Dreaming of Mom

momandkayI was so happy when I woke up from a dream where mom didn’t have dementia. They started after mom died, and I hadn’t realized that for the last few years of mom’s life, she always had dementia in my dreams.

For the first time since mom passed away, I had a dream about her with dementia. Oh, it was awful and when it flooded back into my brain in the shower, I spent a few minutes crying it out. It’s been ten months since she passed. As sad as it was to absorb her death, I was also thankful.

Yes. I tell you that with some guilt. However, I know that my mom had hoped she wouldn’t have to live with dementia as she watched happen to her own mom. The odd thing was as my mom moved deeper and deeper into dementia, how hard she fought to live after each set-back. She never really bounced back and with each issue became more frail and in need of more care.

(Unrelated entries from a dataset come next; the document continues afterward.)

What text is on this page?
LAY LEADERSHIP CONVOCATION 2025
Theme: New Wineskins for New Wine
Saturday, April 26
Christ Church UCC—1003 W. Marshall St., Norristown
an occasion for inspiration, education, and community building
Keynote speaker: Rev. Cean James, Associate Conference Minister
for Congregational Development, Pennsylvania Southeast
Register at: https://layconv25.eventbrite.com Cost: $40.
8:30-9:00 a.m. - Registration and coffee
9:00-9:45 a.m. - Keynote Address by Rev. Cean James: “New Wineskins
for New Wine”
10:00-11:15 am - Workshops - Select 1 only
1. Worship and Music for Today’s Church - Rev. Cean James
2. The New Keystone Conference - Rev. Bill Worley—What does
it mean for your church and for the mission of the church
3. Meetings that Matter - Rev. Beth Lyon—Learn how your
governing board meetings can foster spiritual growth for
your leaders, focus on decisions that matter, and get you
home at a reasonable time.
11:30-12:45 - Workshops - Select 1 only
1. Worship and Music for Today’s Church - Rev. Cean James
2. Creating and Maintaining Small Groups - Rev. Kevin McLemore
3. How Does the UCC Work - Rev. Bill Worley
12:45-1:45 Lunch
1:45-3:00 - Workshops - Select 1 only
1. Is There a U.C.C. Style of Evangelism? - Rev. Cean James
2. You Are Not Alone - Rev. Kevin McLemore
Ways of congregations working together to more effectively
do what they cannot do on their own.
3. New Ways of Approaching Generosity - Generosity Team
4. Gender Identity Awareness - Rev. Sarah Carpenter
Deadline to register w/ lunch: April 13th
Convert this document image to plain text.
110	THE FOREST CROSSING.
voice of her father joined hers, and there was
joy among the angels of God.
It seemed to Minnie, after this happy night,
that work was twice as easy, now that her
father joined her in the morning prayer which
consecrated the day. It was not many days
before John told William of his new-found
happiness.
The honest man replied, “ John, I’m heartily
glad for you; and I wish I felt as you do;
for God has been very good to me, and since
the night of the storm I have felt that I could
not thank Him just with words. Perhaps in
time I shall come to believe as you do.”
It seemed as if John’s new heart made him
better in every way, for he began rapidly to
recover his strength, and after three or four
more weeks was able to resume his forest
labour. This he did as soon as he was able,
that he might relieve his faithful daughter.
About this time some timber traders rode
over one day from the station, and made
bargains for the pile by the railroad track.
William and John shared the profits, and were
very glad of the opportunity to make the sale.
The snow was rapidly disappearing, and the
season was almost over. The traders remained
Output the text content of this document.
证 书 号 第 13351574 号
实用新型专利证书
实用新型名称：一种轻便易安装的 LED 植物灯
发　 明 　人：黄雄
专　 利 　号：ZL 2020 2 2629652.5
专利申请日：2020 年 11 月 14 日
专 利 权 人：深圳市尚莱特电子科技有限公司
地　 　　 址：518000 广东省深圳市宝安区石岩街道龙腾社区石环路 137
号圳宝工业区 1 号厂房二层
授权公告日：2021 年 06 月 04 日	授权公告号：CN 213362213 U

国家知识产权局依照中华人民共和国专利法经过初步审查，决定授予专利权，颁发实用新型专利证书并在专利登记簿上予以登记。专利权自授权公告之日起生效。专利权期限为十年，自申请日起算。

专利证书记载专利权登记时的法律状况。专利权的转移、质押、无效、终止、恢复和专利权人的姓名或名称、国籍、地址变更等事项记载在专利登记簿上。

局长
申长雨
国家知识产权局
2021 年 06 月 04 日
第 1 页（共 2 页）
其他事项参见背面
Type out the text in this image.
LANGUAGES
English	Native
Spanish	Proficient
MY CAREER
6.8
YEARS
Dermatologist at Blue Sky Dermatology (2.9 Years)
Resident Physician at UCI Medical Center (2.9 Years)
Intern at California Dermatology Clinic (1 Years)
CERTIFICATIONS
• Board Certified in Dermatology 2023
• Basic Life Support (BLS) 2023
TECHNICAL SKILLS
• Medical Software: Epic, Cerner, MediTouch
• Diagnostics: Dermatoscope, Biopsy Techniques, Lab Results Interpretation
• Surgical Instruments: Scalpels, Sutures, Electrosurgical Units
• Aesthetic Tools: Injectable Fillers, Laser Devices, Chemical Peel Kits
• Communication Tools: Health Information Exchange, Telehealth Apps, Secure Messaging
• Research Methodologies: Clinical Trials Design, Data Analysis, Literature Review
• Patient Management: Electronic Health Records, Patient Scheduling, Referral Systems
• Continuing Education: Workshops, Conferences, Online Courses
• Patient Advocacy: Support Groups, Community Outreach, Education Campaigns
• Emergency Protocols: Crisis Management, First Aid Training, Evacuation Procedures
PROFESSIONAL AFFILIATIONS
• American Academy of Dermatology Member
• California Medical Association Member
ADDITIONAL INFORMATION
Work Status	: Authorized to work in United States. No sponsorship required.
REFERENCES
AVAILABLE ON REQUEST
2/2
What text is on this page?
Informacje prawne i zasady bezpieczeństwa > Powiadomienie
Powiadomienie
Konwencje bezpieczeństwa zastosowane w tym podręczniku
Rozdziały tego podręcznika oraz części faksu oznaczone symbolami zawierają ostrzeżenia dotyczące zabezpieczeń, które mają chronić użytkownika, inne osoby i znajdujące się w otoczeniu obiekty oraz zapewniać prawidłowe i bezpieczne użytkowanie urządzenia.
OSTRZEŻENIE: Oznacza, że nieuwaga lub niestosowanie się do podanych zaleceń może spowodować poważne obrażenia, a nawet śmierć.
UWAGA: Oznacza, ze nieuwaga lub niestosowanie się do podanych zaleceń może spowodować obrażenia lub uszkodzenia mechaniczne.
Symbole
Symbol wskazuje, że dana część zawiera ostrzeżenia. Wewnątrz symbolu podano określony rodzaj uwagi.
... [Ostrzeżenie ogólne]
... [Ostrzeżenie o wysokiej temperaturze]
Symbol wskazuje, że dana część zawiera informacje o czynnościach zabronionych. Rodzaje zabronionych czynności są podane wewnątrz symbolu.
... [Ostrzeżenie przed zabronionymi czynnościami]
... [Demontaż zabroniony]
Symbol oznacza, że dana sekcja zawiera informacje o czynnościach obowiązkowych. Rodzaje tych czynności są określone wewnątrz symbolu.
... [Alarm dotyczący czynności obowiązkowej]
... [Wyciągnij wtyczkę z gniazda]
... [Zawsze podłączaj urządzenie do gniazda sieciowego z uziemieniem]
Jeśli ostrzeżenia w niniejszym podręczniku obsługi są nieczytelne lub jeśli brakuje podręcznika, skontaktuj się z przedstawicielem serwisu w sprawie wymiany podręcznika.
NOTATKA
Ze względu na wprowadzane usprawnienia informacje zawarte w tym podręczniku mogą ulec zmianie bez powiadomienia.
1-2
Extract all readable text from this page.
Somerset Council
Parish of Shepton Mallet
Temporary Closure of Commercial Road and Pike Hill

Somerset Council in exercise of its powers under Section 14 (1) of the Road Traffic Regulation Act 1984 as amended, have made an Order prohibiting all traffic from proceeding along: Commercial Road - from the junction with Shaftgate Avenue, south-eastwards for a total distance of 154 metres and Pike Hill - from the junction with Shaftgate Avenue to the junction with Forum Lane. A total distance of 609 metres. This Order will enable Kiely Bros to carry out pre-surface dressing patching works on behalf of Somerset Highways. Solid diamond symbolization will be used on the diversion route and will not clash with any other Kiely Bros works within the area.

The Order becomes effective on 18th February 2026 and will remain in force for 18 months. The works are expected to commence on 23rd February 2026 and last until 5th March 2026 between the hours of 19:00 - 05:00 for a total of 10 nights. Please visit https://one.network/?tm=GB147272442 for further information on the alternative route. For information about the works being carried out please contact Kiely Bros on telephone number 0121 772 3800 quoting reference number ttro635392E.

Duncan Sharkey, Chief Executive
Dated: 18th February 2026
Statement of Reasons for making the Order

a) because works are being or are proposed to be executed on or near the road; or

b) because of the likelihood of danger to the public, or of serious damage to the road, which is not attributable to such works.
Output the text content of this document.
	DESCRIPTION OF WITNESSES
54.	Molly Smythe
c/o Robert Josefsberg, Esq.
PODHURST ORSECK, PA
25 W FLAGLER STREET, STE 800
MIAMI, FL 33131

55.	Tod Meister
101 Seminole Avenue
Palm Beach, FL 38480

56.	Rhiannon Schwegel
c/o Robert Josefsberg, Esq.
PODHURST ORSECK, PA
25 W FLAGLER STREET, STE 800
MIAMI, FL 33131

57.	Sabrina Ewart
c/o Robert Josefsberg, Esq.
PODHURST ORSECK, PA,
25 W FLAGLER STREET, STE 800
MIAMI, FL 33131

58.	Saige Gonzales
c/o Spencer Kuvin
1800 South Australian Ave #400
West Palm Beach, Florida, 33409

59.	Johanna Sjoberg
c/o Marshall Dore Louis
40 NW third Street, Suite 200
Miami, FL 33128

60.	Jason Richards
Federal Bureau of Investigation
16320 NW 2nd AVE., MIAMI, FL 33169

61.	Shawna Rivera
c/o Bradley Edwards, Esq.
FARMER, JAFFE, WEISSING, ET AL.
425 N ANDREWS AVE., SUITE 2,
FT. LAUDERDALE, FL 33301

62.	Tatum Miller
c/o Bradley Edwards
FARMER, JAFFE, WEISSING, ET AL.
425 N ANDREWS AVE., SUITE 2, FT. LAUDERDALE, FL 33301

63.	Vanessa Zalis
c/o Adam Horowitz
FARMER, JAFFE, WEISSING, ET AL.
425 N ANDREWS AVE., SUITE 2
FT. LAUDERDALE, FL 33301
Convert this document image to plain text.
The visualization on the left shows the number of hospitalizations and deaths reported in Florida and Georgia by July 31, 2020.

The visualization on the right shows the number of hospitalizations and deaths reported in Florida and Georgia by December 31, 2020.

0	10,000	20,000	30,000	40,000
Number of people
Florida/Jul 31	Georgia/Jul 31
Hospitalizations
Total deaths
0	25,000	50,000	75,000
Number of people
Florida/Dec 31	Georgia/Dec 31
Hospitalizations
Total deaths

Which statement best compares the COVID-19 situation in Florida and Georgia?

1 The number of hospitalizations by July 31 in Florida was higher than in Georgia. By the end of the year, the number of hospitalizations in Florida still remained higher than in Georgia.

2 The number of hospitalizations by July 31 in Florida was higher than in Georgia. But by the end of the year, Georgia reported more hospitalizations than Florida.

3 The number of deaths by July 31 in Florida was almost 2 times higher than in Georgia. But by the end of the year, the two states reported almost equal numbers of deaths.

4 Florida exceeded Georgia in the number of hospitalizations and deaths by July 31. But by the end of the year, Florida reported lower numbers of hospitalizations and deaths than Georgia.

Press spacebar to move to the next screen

I’m perplexed by how we will get better at this as a society. The right to life movement doesn’t apply to people with dementia. It’s important to have those individuals who would step in to help you understand your wishes and beliefs completely because they will have to make choices you can never imagine nor can prior guidance cover. Statistically, 9 out of 10 of us will need someone to make choices about our last days on this earth.

I had choices to make and am thankful my siblings agreed with the final choices we needed to make on mom’s behalf. We knew she didn’t want to extend the qualify of life she was living so worked with the medical team to offer her a comfortable ending. I still carry some baggage and know much of it is still part of my grief.

I still miss her and I know that while the pain may subside, the loss will never truly heal. Changed. 

 

 

 

 

 

8 thoughts on “Dreaming of Mom

  1. Strangely my husband had a dream about my father recently. He says it’s the first time he has dreamt of him since his death almost two years ago. In the dream dad had dementia and was lost and my husband woke in a terible panic.

      1. The brain works in its own mysterious way. I think we’re not very good at allowing ourselves to take as long as necessary to grieve. It’s almost as though society gives us a certain length of time then we should tidy all the tangle of emotions away, whether we are ready to do so or not.
        I hope you go back to dreaming of your mum without dementia.

  2. Kay, I still share many of the same feelings as you do with my Mom’s passing over seven years ago. This experience is traumatic and it changes you after being forced to witness it in a loved one. We may always feel this way, but I hope that time will heal these wounds some.